Ana Claudia Rocha, educadora há 25 anos, leitora há 40.

“Quando eu tinha uns seis anos de idade, chegou o grande dia para mim: papai esvaziou um cantinho de uma de suas estantes e permitiu que eu transferisse meus livros para lá. Para ser mais preciso, ele me deu uns trinta centímetros, mais ou menos a quarta parte da prateleira mais baixa. Abracei meus livros, que até então viviam deitados sobre o tapete, ao lado da minha cama, os carreguei até a estante de papai e os arrumei em pé, as costas voltadas para o mundo exterior, e a frente, para a parede. Aquele foi um ritual de iniciação, o verdadeiro rito de passagem para a idade adulta: o indivíduo cujos livros ficam de pé já é um homem, não mais uma criança. Agora eu era como meu pai. Meus livros estavam de pé.”
Amós Oz, escritor israelense, em seu livro autobiográfico De amor e trevas, Companhia das Letras, 2005.
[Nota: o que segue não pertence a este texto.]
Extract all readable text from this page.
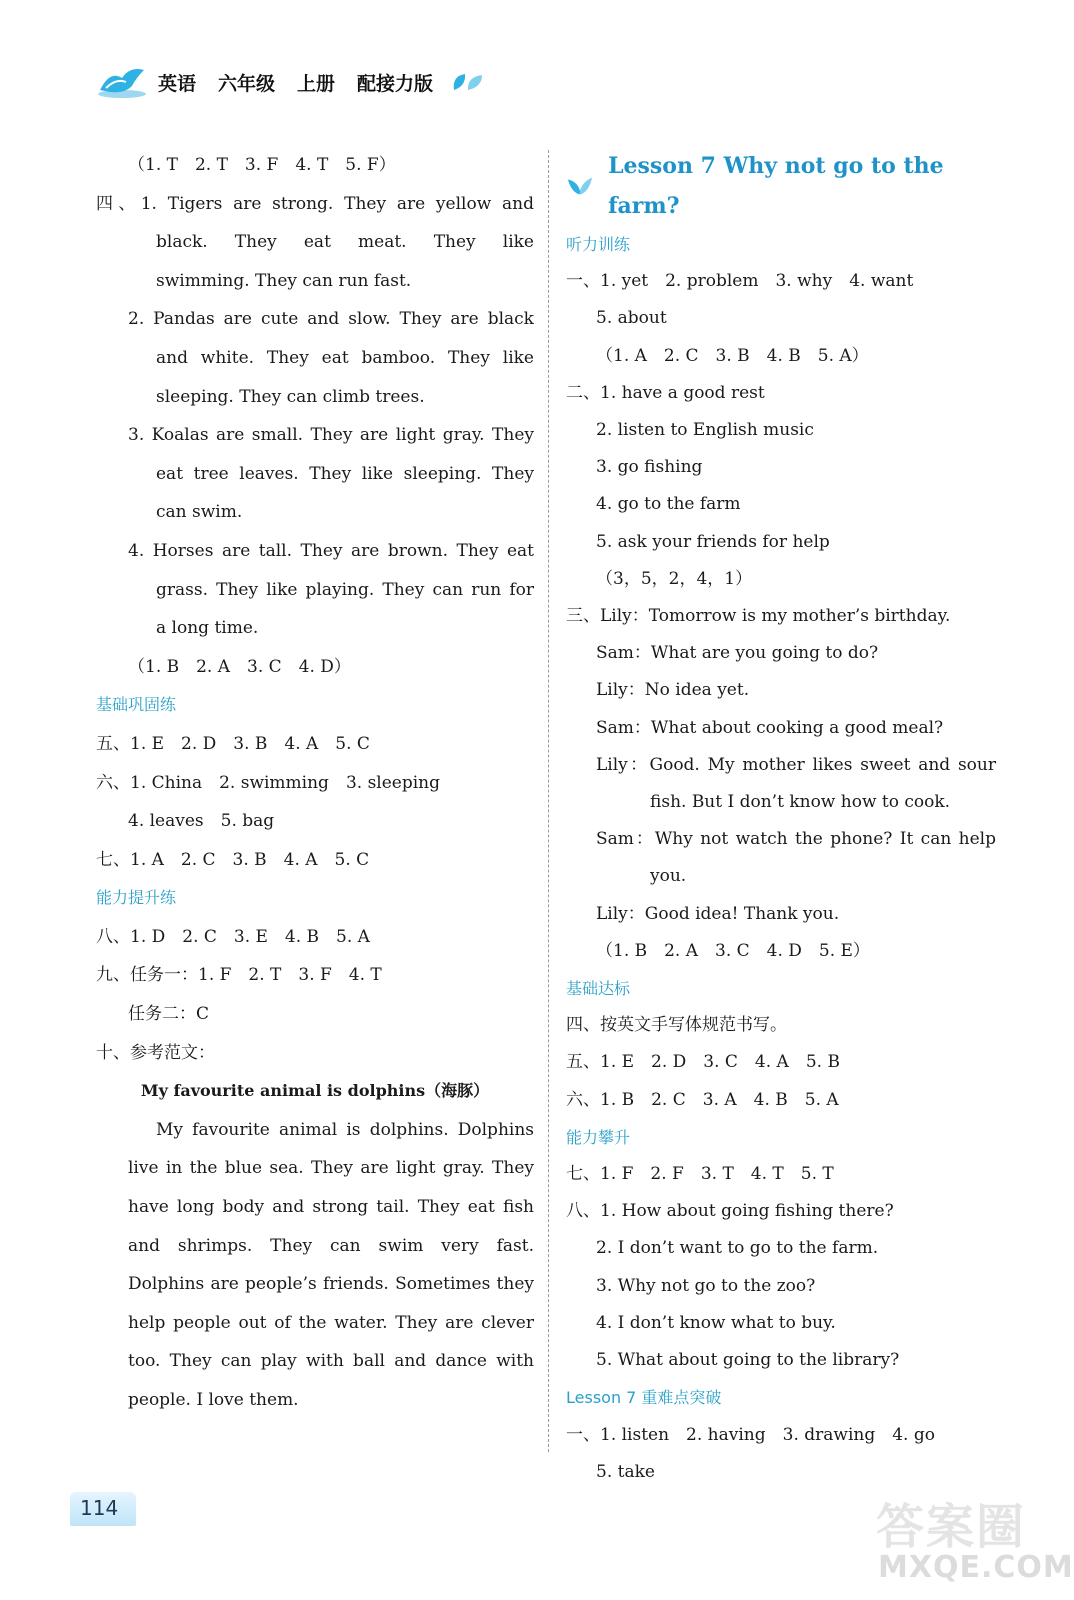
英语 六年级 上册 配接力版
（1. T　2. T　3. F　4. T　5. F）
四、1. Tigers are strong. They are yellow and
black. They eat meat. They like
swimming. They can run fast.
2. Pandas are cute and slow. They are black
and white. They eat bamboo. They like
sleeping. They can climb trees.
3. Koalas are small. They are light gray. They
eat tree leaves. They like sleeping. They
can swim.
4. Horses are tall. They are brown. They eat
grass. They like playing. They can run for
a long time.
（1. B　2. A　3. C　4. D）
基础巩固练
五、1. E　2. D　3. B　4. A　5. C
六、1. China　2. swimming　3. sleeping
4. leaves　5. bag
七、1. A　2. C　3. B　4. A　5. C
能力提升练
八、1. D　2. C　3. E　4. B　5. A
九、任务一：1. F　2. T　3. F　4. T
任务二：C
十、参考范文：
My favourite animal is dolphins（海豚）
My favourite animal is dolphins. Dolphins
live in the blue sea. They are light gray. They
have long body and strong tail. They eat fish
and shrimps. They can swim very fast.
Dolphins are people’s friends. Sometimes they
help people out of the water. They are clever
too. They can play with ball and dance with
people. I love them.
Lesson 7 Why not go to the farm?
听力训练
一、1. yet　2. problem　3. why　4. want
5. about
（1. A　2. C　3. B　4. B　5. A）
二、1. have a good rest
2. listen to English music
3. go fishing
4. go to the farm
5. ask your friends for help
（3，5，2，4，1）
三、Lily：Tomorrow is my mother’s birthday.
Sam：What are you going to do?
Lily：No idea yet.
Sam：What about cooking a good meal?
Lily：Good. My mother likes sweet and sour
fish. But I don’t know how to cook.
Sam：Why not watch the phone? It can help
you.
Lily：Good idea! Thank you.
（1. B　2. A　3. C　4. D　5. E）
基础达标
四、按英文手写体规范书写。
五、1. E　2. D　3. C　4. A　5. B
六、1. B　2. C　3. A　4. B　5. A
能力攀升
七、1. F　2. F　3. T　4. T　5. T
八、1. How about going fishing there?
2. I don’t want to go to the farm.
3. Why not go to the zoo?
4. I don’t know what to buy.
5. What about going to the library?
Lesson 7 重难点突破
一、1. listen　2. having　3. drawing　4. go
5. take
114	答案圈
MXQE.COM
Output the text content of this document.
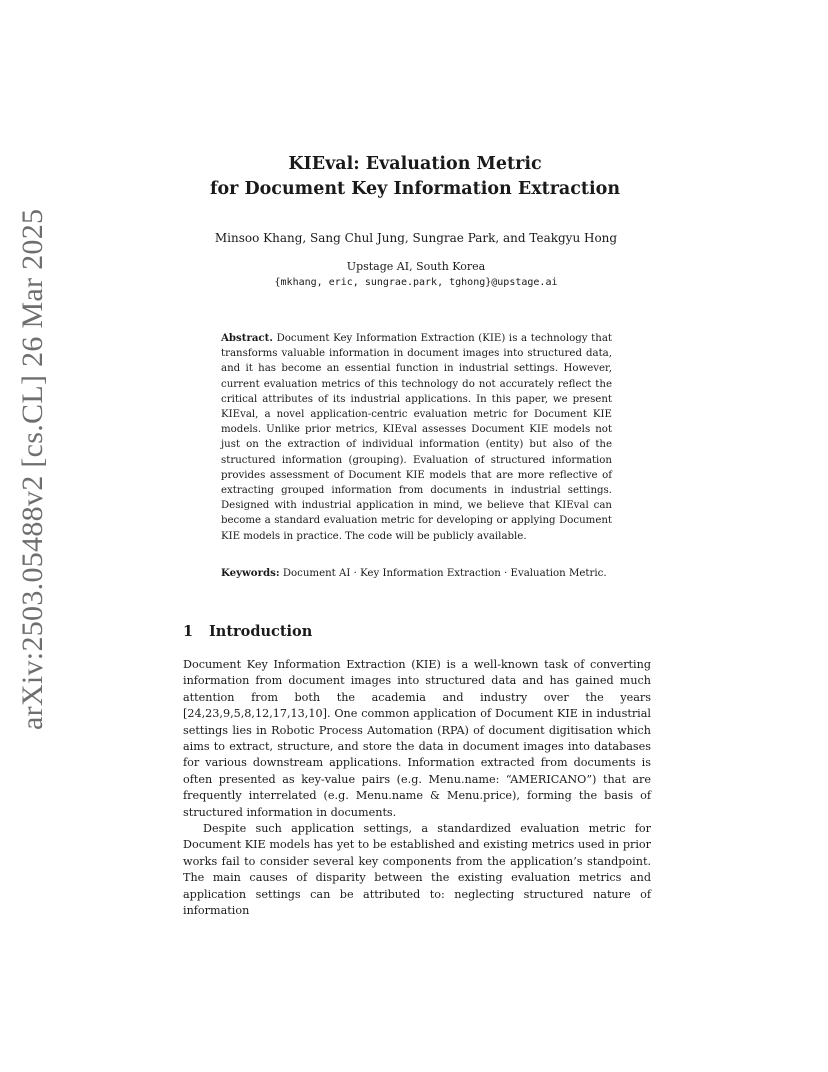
arXiv:2503.05488v2 [cs.CL] 26 Mar 2025
KIEval: Evaluation Metric
for Document Key Information Extraction
Minsoo Khang, Sang Chul Jung, Sungrae Park, and Teakgyu Hong
Upstage AI, South Korea
{mkhang, eric, sungrae.park, tghong}@upstage.ai
Abstract. Document Key Information Extraction (KIE) is a technology that transforms valuable information in document images into structured data, and it has become an essential function in industrial settings. However, current evaluation metrics of this technology do not accurately reflect the critical attributes of its industrial applications. In this paper, we present KIEval, a novel application-centric evaluation metric for Document KIE models. Unlike prior metrics, KIEval assesses Document KIE models not just on the extraction of individual information (entity) but also of the structured information (grouping). Evaluation of structured information provides assessment of Document KIE models that are more reflective of extracting grouped information from documents in industrial settings. Designed with industrial application in mind, we believe that KIEval can become a standard evaluation metric for developing or applying Document KIE models in practice. The code will be publicly available.
Keywords: Document AI · Key Information Extraction · Evaluation Metric.
1 Introduction

Document Key Information Extraction (KIE) is a well-known task of converting information from document images into structured data and has gained much attention from both the academia and industry over the years [24,23,9,5,8,12,17,13,10]. One common application of Document KIE in industrial settings lies in Robotic Process Automation (RPA) of document digitisation which aims to extract, structure, and store the data in document images into databases for various downstream applications. Information extracted from documents is often presented as key-value pairs (e.g. Menu.name: “AMERICANO”) that are frequently interrelated (e.g. Menu.name & Menu.price), forming the basis of structured information in documents.

Despite such application settings, a standardized evaluation metric for Document KIE models has yet to be established and existing metrics used in prior works fail to consider several key components from the application’s standpoint. The main causes of disparity between the existing evaluation metrics and application settings can be attributed to: neglecting structured nature of information
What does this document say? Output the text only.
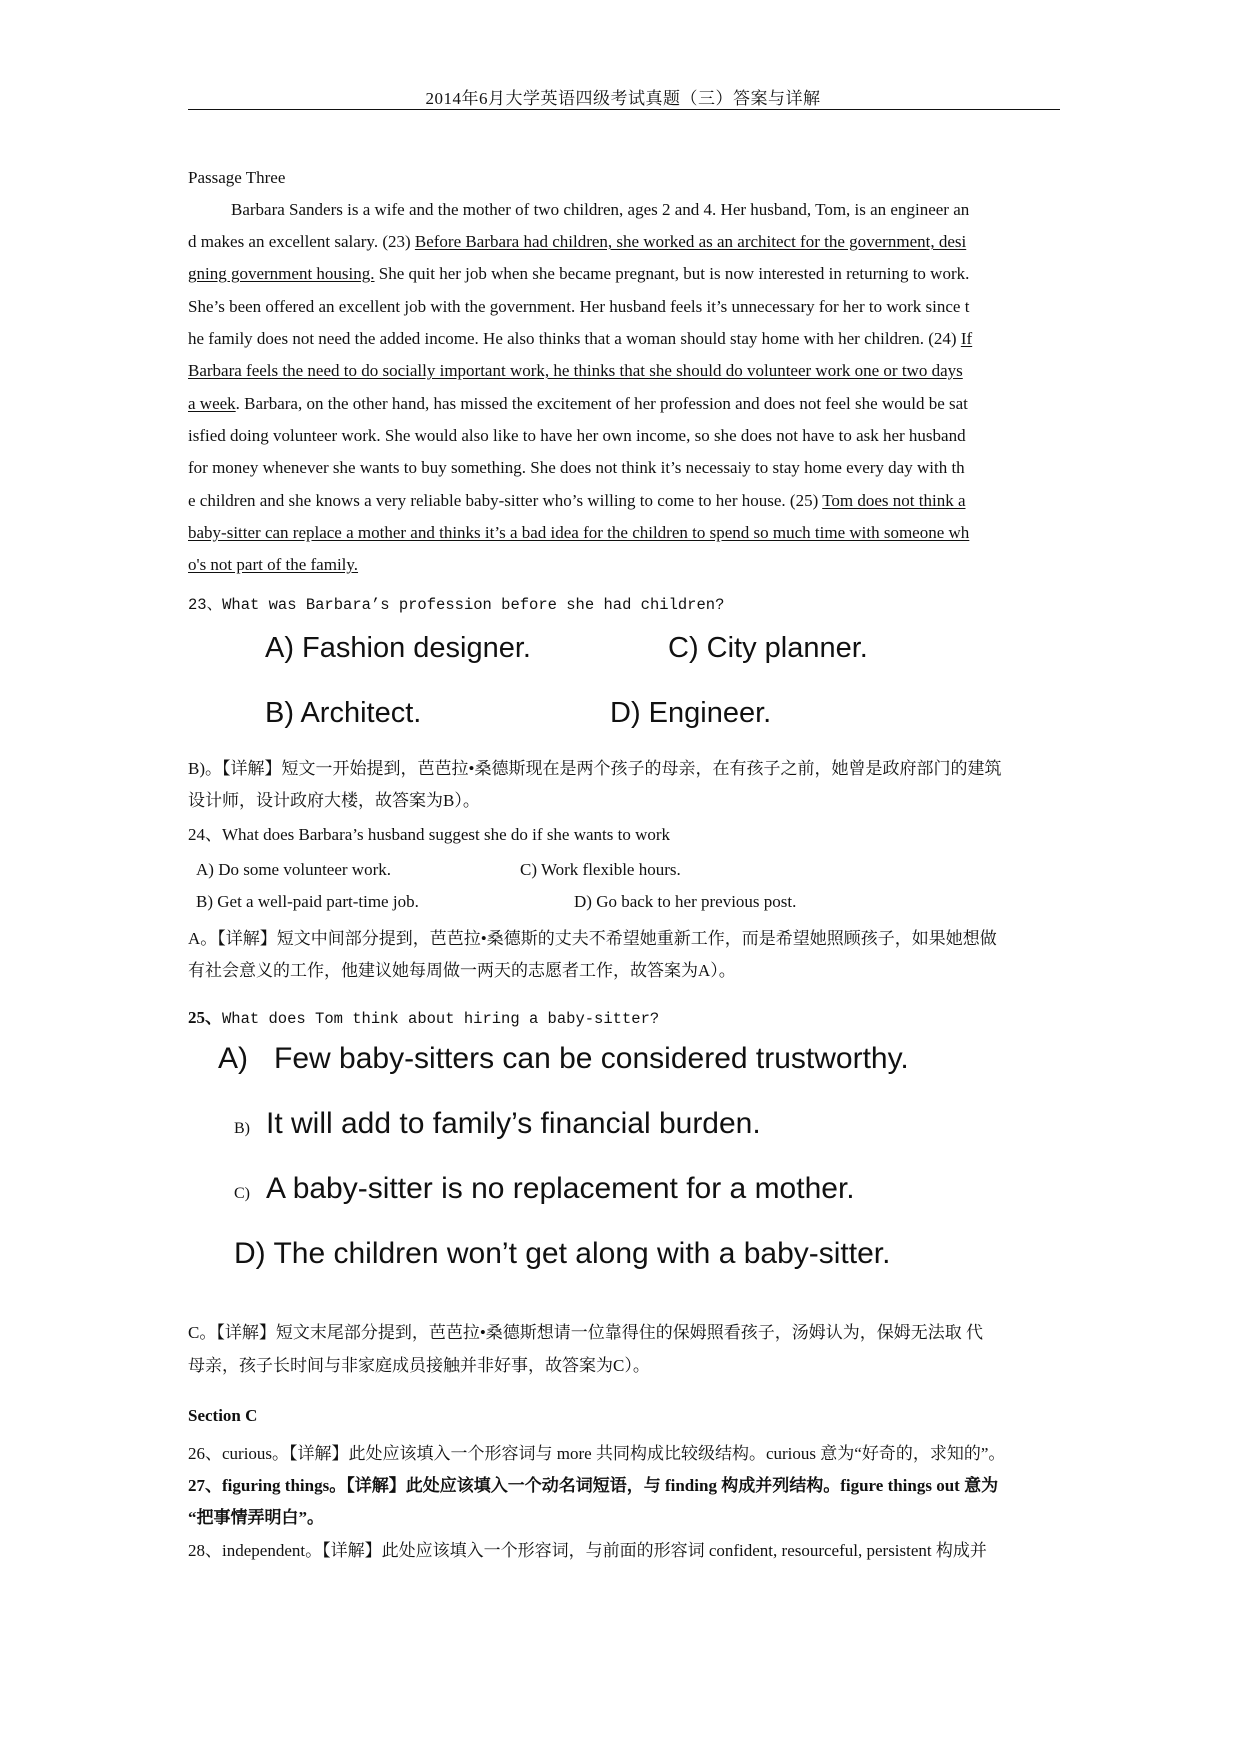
2014年6月大学英语四级考试真题（三）答案与详解
Passage Three
Barbara Sanders is a wife and the mother of two children, ages 2 and 4. Her husband, Tom, is an engineer an
d makes an excellent salary. (23) Before Barbara had children, she worked as an architect for the government, desi
gning government housing. She quit her job when she became pregnant, but is now interested in returning to work.
She’s been offered an excellent job with the government. Her husband feels it’s unnecessary for her to work since t
he family does not need the added income. He also thinks that a woman should stay home with her children. (24) If
Barbara feels the need to do socially important work, he thinks that she should do volunteer work one or two days
a week. Barbara, on the other hand, has missed the excitement of her profession and does not feel she would be sat
isfied doing volunteer work. She would also like to have her own income, so she does not have to ask her husband
for money whenever she wants to buy something. She does not think it’s necessaiy to stay home every day with th
e children and she knows a very reliable baby-sitter who’s willing to come to her house. (25) Tom does not think a
baby-sitter can replace a mother and thinks it’s a bad idea for the children to spend so much time with someone wh
o's not part of the family.
23、What was Barbara’s profession before she had children?
A) Fashion designer.	C) City planner.
B) Architect.	D) Engineer.
B)。【详解】短文一开始提到，芭芭拉•桑德斯现在是两个孩子的母亲，在有孩子之前，她曾是政府部门的建筑
设计师，设计政府大楼，故答案为B）。
24、What does Barbara’s husband suggest she do if she wants to work
A) Do some volunteer work.	C) Work flexible hours.
B) Get a well-paid part-time job.	D) Go back to her previous post.
A。【详解】短文中间部分提到，芭芭拉•桑德斯的丈夫不希望她重新工作，而是希望她照顾孩子，如果她想做
有社会意义的工作，他建议她每周做一两天的志愿者工作，故答案为A）。
25、What does Tom think about hiring a baby-sitter?
A) Few baby-sitters can be considered trustworthy.
B) It will add to family’s financial burden.
C) A baby-sitter is no replacement for a mother.
D) The children won’t get along with a baby-sitter.
C。【详解】短文末尾部分提到，芭芭拉•桑德斯想请一位靠得住的保姆照看孩子，汤姆认为，保姆无法取 代
母亲，孩子长时间与非家庭成员接触并非好事，故答案为C）。
Section C
26、curious。【详解】此处应该填入一个形容词与 more 共同构成比较级结构。curious 意为“好奇的，求知的”。
27、figuring things。【详解】此处应该填入一个动名词短语，与 finding 构成并列结构。figure things out 意为
“把事情弄明白”。
28、independent。【详解】此处应该填入一个形容词，与前面的形容词 confident, resourceful, persistent 构成并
“Existe um certo tipo de criança que acorda de um livro como de um sono profundo, nadando através de camadas de consciência em direção a uma realidade que parece menos real do que o estado de sonho que ficou para trás. Eu fui esse tipo de criança. Depois, na adolescência, influenciada por Hardy, não conseguia me apaixonar por um garoto sem classificá-lo como Damon ou Clym. Mais tarde ainda, dormia com meu marido numa cama cheia de livros, esperando que a chegada de nosso primeiro filho se parecesse com a cena de nascimento de Kitty em Ana Karenina. (…) Ao longo desses anos, meu filho nasceu, minha filha aprendeu a ler, meu marido e eu completamos quarenta anos, minha mãe fez oitenta e meu pai noventa anos. Nossos livros, entretanto – mesmo aqueles publicados muito antes de termos nascido – permaneceram sem idade. Eles registraram a passagem do tempo real, e porque nos lembravam de todas as ocasiões em que tinham sido lidos e relidos, também refletiram a passagem das décadas precedentes. Os livros escreveram a história da nossa vida e, à medida que se acumularam nas estantes (e no parapeito das janelas, e debaixo do sofá, e em cima da geladeira), tornaram-se capítulos dela. Como poderia ser diferente?”
Anne Fadiman, jornalista e escritora americana, em Ex-Libris – Confissões de uma leitora comum, Jorge Zahar Editora, 2002.